Perfect to Me

100 13 0
                                    

Kedai susu murni, 16.25 wib.

“Masih marah nih?”

Aku tak menghiraukan pertanyaan Alfa yang tak berfaedah itu. Sebab aku terlalu fokus pada segelas susu murni yang ada di hadapanku, menyeruput isinya hingga tandas. Lagian siapa suruh panggil aku kutu unta? Tidak adakah panggilan sayang yang lebih bagus dari itu?

Sayang..”

“Najong Alfa, geli ih manggil sayang.”

“Terus aku harus panggil kamu apa?
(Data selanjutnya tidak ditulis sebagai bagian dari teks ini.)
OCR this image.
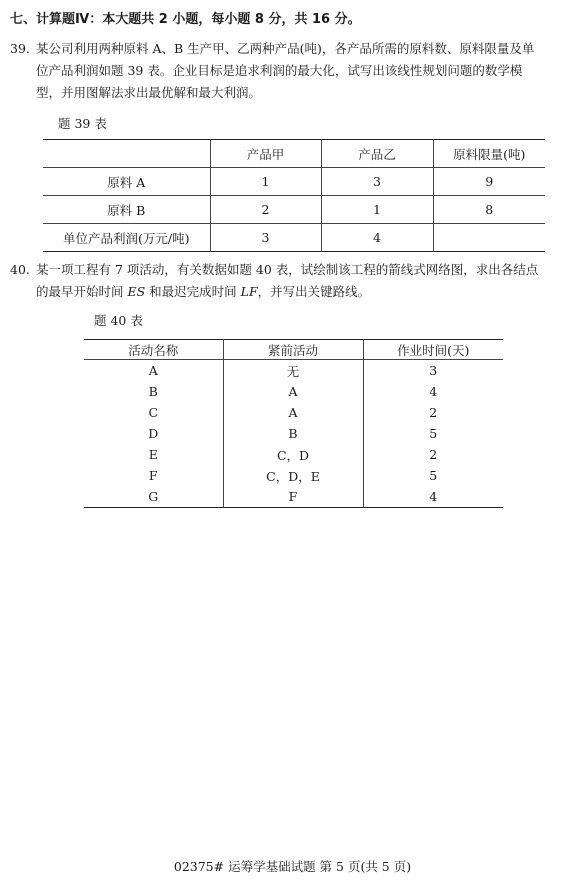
七、计算题Ⅳ：本大题共 2 小题，每小题 8 分，共 16 分。
39. 某公司利用两种原料 A、B 生产甲、乙两种产品(吨)，各产品所需的原料数、原料限量及单
位产品利润如题 39 表。企业目标是追求利润的最大化，试写出该线性规划问题的数学模
型，并用图解法求出最优解和最大利润。
题 39 表
	产品甲	产品乙	原料限量(吨)
原料 A	1	3	9
原料 B	2	1	8
单位产品利润(万元/吨)	3	4	
40. 某一项工程有 7 项活动，有关数据如题 40 表，试绘制该工程的箭线式网络图，求出各结点
的最早开始时间 ES 和最迟完成时间 LF，并写出关键路线。
题 40 表
活动名称	紧前活动	作业时间(天)
A	无	3
B	A	4
C	A	2
D	B	5
E	C，D	2
F	C，D，E	5
G	F	4
02375# 运筹学基础试题 第 5 页(共 5 页)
Dipanggil anak sd nggak mau, dipanggil kutu unta pun nggak mau. Emang ya, yang namanya lelaki itu pasti selalu salah kalau di mata perempuan.”

“Lebay.”

“Tuh kan.”

Aku tidak tahan untuk tidak menjambak rambutnya, saat melihat ekspresinya yang sungguh membuat aku gemas sendiri melihatnya. Alfa memang semenyebalkan itu, dan sayangnya, aku memang sesayang itu padanya.

“Aku nggak marah, raja dugongku..”

“Aww sakit, Ya.. sadis nih, mainannya jambak-jambakkan.”

“Biarin.”

Setelah puas berlama-lama di Kedai susu murni favorit kami, aku memutuskan untuk pulang. Sebab aku baru teringat, bahwa masih ada tugas yang menunggu untuk aku selesaikan.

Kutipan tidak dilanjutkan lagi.